An interesting email from a reader on HFCS:

I don’t think HFCS [syrups] are threatening solely because of their sweetness. As you explained, they are only “useful to the extent that they can be diluted down to approximate the taste of standard table sugar,” neither is it the fear of one glorious gobstopper that will bring us to our knees, glazed over salivating for more. Why then has it become fashionable to paint HFCS as an evil substance? It has much more to do with its pervasiveness due to pricing. Simply put, it is a cheap way to approximate the taste of sugar, and it is in everything. I would venture to say that products have been created simply because this cheap “sugar” exists.

I’m not knocking corn syrup . There are a lot of wonderful things that are made from it. (I’m partial to pecan pie myself.) However, the sheer volume and variety of HFCS products that I see [kids] stuffing their faces with day in and day out is alarming. They can’t make it through the day without putting a candy bar, soft drink or handful of Skittles into their pudgy faces. If it were only this, a question of teaching moderation, HFCS might fall into the “annoying” category rather than evil.

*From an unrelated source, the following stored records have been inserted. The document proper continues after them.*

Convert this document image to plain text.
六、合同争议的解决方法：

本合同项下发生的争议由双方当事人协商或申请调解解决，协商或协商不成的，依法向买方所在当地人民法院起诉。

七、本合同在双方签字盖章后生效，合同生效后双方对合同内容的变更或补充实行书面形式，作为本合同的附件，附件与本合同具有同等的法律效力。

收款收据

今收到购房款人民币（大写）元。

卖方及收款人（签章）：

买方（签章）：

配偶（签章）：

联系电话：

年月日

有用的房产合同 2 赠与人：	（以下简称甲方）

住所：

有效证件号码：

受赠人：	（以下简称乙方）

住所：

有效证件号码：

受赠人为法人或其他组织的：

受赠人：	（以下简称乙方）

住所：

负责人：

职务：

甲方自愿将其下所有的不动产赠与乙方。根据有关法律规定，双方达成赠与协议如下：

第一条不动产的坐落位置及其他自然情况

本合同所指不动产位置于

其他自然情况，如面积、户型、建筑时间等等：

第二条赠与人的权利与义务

But when you add to it the fact that our government subsidy systems are what make HFCS so pervasive, this is what pushes HFCS into the evil category.

What I like about this is that it highlights what the real issue is underlying the hysteria about HCFS: politics. But more on that in a second. I think it’s important to point out here that regular corn syrup and HFCS aren’t approximating the taste of sugar. They are sugar in every sense that matters — just as real as sugar taken from a cane or a beet, only the fructose and sucrose molecules aren’t bonded to one another as they are in crystalline sucrose.

Concerning corn subsidies, I can see why they’re offensive to a lot of folks. However the fact that corn syrup is made from government-subsidized corn doesn’t make it bad for you physically (hard as some people try to present it that way). That’s the silly part. The issues are conflated for political purposes. But one last thought: if the sugar in candy bars were beet sucrose instead of corn syrup, would it matter one iota to the kids who eat them? I think not.